A precariedade nas instalações físicas das escolas públicas em Feira de Santana foi tema, na sessão de hoje da Câmara, de discussão por parte de vereadores de diversas bancadas. O vereador Roberto Tourinho denunciou que, na rede municipal, há um grave problema de falta de carteiras para os alunos. Um assistente presente nas galerias informou ao vereador que o filho dele tem que chegar cedo a Escola Faustino Dias Lima para disputar uma carteira com os colegas. O petista Marialvo Barreto, que é da base do Governo do Estado, disse que no âmbito das escolas estaduais, a cobrança deve ser maior da parte dos deputados. “As escolas estaduais têm uma verba específica para manutenção de suas instalações físicas, o que não ocorre com as municipais. A problemática da precariedade das escolas é bem mais acentuada nas da rede municipal”.Para a vereadora Eremita Araújo, houve “um descaso muito grande do ex-prefeito José Ronaldo com as escolas municipais”. Ela afirmou que visitou uma escola e encontrou animais na área do estabelecimento. “Fui reclamar e o prefeito à época me deu uma resposta que nem gostaria de tornar público. Fui testemunha do descaso”.

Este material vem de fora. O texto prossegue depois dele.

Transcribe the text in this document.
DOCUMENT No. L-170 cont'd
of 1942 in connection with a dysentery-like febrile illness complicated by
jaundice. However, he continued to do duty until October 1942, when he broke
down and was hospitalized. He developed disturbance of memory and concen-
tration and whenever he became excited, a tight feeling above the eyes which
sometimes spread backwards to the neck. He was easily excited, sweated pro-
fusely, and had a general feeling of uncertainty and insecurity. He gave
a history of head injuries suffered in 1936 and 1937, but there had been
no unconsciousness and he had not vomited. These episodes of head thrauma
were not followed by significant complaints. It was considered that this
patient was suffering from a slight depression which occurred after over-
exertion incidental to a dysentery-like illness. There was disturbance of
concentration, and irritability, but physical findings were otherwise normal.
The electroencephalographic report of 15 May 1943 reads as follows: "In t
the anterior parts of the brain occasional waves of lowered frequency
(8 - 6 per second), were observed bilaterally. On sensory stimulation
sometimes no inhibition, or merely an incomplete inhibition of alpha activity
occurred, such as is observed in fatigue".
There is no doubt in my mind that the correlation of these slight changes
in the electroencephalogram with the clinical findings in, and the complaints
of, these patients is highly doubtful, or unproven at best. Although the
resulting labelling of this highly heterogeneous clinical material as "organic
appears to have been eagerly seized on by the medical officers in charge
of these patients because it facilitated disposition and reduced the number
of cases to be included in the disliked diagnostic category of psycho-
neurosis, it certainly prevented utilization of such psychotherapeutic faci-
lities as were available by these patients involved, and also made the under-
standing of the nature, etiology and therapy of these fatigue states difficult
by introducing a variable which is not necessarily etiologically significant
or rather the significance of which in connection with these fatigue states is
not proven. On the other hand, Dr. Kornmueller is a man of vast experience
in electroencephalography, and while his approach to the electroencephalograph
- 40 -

Os filtros digitais adquiridos pela Prefeitura como solução para o problema da falta de água em escolas municipais não estão correspondendo às expectativas, segundo o vereador Ângelo Almeida. Ele afirmou que em algumas escolas, o equipamento não tem utilidade alguma. Em sua opinião, o Município fez um investimento equivocado ao comprar esses condensadores, que produzem água através do ar.Conforme o vereador petista, o equipamento produz 25 litros de água por dia, mas leva 24h para produzir este volume. “Com a umidade relativa do ar sofrendo uma redução, não vai ter água. Tem que atingir de 45 a 90% de umidade relativa do ar. Mas na nossa região às vezes cai para 30%. É um engano, um engodo. O dinheiro está indo para o ralo”, disse ele.Ângelo Almeida declarou que verificou, em uma escola que ele visitou, que ali havia dois filtros digitais. Em nenhum dos equipamentos tinha água. “A especificação técnica do filtro é para uso em escritório ou clínica. Não em uma escola, com 200 ou 300 alunos”, observou.

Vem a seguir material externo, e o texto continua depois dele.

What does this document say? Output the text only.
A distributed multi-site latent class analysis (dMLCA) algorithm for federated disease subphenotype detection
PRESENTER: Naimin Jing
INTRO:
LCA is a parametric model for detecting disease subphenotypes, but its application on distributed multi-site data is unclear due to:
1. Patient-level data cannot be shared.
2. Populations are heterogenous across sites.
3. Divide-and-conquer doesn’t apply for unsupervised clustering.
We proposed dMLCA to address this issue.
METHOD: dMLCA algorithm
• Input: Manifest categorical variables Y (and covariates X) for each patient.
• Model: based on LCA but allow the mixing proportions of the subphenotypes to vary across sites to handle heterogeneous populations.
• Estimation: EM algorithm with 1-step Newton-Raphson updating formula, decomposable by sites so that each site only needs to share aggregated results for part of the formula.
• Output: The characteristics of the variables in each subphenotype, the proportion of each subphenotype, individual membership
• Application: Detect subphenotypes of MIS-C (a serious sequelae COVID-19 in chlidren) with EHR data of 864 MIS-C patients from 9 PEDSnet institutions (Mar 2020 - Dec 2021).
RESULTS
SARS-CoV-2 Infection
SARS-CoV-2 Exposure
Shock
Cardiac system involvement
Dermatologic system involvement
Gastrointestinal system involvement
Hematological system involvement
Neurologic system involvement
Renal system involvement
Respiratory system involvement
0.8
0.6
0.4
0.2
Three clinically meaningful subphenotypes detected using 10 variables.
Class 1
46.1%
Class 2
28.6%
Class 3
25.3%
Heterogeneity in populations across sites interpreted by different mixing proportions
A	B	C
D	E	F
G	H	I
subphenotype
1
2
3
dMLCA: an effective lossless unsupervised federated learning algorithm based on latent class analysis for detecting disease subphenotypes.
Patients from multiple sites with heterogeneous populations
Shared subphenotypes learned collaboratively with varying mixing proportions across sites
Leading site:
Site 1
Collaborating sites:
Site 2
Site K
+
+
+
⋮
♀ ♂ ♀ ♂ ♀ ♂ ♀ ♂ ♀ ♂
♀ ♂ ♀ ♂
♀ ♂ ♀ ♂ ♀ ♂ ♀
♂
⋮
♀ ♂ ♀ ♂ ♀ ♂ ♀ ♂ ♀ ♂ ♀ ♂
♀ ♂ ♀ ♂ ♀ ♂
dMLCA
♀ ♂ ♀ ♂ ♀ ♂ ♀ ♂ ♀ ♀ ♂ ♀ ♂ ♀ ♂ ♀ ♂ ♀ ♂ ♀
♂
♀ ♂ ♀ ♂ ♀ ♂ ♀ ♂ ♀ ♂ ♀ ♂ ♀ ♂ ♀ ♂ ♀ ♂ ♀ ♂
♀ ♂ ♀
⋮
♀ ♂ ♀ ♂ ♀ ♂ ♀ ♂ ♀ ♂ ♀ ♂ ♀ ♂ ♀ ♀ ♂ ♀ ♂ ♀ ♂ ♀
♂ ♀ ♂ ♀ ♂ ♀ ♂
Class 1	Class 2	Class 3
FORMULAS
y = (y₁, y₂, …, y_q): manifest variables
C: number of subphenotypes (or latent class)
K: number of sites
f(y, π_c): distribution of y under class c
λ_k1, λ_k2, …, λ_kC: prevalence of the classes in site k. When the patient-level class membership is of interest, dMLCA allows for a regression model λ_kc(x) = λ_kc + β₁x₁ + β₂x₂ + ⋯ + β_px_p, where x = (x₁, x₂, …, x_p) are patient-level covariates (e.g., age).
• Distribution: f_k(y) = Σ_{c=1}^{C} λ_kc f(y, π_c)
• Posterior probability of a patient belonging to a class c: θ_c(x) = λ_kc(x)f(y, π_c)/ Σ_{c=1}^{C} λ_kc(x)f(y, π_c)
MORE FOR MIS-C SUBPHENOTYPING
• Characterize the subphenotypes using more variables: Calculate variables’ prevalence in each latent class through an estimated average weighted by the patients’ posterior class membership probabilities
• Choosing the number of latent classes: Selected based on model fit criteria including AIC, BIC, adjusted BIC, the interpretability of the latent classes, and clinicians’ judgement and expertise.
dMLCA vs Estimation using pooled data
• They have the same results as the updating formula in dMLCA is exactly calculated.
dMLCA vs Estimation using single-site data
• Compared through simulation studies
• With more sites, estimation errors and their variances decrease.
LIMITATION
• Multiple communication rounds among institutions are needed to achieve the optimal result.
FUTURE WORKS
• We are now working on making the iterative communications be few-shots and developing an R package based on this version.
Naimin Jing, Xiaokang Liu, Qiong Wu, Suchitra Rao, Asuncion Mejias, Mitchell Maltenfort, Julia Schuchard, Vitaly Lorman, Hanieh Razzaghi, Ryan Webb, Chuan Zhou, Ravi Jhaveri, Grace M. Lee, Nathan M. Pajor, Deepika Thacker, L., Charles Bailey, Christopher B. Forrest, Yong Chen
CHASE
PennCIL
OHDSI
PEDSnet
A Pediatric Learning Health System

O líder da bancada governista, Justiniano França, discordou do petista alegando que os filtros e as lousas digitais significam um avanço tecnológico para a rede municipal de ensino. “Esses investimentos foram feitos como forma de proporcionar uma estrutura melhor para as nossas unidades de ensino e vêm funcionando perfeitamente”, disse ele. O vereador Ailton Araújo também contestou as informações do vereador Ângelo Almeida acerca da capacidade de produção de água dos condensadores ou filtros, que foram instalados em escolas municipais. “A capacidade não é de apenas 25 litros por dia, segundo os técnicos explicaram. Nem são necessários intervalos de 24 horas para produção da água”.